Publié le : vendredi 9 décembre 2016

Date : 11 octobre 2016

Le juge effectue une hiérarchisation entre les critères de délivrance du titre de séjour « salarié » ou « travailleur temporaire ». A ce titre, dans le cadre de l’examen d’une demande de titre de séjour, le préfet se doit de vérifier dans un premier temps que l’étranger est dans l’année qui suit son dix-huitième anniversaire, que sa présence en France ne constitue pas une menace de l’ordre public, qu’il a été confié à l’aide sociale à l’enfance entre l’âge de seize et dix-huit ans et qu’il justifie d’au moins six mois de formation qualifiante.
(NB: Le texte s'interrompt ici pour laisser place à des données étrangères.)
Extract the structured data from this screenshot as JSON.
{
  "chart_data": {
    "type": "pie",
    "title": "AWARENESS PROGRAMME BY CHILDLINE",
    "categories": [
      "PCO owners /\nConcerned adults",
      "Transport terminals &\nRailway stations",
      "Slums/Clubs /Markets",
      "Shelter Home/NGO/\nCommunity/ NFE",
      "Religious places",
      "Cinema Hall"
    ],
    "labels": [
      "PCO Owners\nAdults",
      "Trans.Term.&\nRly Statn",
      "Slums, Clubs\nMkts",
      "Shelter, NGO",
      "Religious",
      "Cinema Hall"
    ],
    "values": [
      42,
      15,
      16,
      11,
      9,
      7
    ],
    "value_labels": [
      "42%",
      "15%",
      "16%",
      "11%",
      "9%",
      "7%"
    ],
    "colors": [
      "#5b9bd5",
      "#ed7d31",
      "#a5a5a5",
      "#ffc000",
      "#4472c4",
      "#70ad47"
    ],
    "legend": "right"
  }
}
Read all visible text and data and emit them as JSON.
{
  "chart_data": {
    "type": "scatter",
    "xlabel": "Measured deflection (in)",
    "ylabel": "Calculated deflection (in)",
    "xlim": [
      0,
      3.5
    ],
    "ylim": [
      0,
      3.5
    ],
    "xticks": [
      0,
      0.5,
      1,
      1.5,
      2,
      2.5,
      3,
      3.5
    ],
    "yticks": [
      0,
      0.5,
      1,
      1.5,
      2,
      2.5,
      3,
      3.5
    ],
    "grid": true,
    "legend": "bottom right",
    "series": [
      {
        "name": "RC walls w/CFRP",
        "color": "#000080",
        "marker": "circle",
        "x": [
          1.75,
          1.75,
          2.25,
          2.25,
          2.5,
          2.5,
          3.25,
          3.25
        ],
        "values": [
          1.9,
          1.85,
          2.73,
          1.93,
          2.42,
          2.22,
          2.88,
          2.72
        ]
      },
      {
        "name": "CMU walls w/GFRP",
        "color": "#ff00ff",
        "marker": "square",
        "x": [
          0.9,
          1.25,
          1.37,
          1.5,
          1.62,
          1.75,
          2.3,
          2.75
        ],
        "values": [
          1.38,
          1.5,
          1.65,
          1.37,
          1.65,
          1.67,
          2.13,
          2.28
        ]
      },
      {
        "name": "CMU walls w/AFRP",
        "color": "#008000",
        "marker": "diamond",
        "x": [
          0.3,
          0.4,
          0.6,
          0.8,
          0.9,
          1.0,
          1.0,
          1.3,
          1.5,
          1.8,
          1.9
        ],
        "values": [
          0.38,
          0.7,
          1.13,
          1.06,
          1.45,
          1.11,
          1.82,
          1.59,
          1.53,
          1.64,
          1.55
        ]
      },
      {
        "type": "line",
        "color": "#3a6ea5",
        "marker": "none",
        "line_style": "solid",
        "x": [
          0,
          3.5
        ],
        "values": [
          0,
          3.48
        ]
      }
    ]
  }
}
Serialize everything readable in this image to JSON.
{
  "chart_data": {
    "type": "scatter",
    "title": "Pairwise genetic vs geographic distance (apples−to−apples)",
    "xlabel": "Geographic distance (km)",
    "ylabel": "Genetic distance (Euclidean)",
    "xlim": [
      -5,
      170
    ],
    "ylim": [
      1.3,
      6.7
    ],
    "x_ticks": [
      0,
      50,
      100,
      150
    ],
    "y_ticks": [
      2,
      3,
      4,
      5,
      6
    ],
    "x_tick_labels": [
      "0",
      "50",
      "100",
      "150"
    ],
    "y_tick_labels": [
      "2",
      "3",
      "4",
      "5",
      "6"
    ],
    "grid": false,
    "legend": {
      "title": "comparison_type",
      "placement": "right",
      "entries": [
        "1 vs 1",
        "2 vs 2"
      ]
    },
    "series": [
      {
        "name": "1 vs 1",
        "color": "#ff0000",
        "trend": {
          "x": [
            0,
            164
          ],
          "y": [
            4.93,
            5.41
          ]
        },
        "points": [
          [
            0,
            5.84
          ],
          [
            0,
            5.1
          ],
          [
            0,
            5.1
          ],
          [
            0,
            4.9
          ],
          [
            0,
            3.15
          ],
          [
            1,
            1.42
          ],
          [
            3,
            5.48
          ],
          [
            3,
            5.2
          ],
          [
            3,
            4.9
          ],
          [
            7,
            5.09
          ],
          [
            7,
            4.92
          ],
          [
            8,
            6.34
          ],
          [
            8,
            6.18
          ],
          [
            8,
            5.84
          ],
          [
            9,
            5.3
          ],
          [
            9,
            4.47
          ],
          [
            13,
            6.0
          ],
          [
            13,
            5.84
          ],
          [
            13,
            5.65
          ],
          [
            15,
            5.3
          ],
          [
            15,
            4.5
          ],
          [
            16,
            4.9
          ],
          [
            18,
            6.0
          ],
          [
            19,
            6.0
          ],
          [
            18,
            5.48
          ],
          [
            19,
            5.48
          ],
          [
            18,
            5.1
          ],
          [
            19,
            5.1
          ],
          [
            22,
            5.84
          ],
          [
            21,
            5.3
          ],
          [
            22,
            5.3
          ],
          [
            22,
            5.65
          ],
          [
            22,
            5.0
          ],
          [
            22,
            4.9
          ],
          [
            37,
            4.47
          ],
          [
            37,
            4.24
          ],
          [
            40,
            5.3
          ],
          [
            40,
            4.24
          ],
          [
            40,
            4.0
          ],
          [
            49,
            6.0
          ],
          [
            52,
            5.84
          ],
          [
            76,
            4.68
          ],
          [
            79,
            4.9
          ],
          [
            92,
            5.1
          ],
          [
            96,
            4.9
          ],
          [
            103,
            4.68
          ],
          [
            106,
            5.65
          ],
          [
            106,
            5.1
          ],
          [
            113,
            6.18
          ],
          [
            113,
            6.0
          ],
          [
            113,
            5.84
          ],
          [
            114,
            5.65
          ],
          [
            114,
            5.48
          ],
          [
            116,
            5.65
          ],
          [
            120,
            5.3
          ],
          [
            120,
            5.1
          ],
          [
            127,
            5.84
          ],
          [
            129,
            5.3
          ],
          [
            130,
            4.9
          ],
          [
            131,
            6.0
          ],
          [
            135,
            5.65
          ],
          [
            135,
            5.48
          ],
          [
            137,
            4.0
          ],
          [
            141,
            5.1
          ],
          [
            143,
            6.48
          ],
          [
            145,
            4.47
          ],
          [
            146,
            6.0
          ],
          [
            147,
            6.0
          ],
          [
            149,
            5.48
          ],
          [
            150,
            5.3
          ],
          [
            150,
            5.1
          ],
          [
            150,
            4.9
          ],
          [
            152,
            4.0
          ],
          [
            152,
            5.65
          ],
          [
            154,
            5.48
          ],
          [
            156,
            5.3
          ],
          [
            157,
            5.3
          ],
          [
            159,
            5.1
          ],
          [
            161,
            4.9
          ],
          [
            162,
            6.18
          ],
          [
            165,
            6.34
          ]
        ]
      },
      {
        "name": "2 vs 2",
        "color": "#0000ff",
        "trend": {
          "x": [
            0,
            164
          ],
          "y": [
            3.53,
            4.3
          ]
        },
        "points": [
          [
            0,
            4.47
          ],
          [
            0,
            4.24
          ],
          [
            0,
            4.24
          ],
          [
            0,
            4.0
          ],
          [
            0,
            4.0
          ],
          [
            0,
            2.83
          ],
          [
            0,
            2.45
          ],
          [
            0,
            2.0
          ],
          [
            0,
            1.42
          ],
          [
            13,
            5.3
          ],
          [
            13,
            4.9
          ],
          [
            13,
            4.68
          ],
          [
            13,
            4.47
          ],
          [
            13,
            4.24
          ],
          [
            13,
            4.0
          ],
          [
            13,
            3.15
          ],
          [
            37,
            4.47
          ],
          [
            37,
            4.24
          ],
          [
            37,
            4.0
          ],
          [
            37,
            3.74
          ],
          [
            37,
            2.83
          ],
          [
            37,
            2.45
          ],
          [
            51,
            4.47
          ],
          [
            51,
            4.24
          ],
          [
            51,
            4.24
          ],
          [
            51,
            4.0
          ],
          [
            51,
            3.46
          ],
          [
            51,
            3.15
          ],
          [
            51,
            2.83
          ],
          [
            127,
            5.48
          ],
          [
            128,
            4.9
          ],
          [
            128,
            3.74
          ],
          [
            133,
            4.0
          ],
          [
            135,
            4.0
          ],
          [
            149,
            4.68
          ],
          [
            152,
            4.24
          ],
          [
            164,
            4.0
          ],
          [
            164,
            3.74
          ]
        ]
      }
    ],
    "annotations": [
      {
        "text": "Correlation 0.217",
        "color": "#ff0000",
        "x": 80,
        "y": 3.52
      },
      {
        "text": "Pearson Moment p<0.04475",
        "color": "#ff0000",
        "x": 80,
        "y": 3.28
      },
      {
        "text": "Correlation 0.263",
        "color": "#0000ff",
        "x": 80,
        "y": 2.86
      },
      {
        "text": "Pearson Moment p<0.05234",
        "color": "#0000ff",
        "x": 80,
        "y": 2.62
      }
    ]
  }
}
Une fois l’examen de ces conditions effectué, dans un second temps, le préfet, dans le cadre de son large pouvoir d’appréciation, prend en compte de façon globale la situation de l’intéressé au regard notamment du caractère réel et sérieux du suivi de cette formation, de la nature de ses liens avec sa famille restée dans le pays d’origine et de l’avis de la structure d’accueil sur l’insertion de cet étranger dans la société française.

« Vu la procédure suivante :

Procédure contentieuse antérieure :

Mme T.S. a demandé au tribunal administratif de Lyon d’annuler l’arrêté en date du
24 avril 2014 par lequel le préfet du Rhône a rejeté sa demande de délivrance d’un titre de séjour et lui a fait obligation de quitter le territoire français dans le délai de trente jours.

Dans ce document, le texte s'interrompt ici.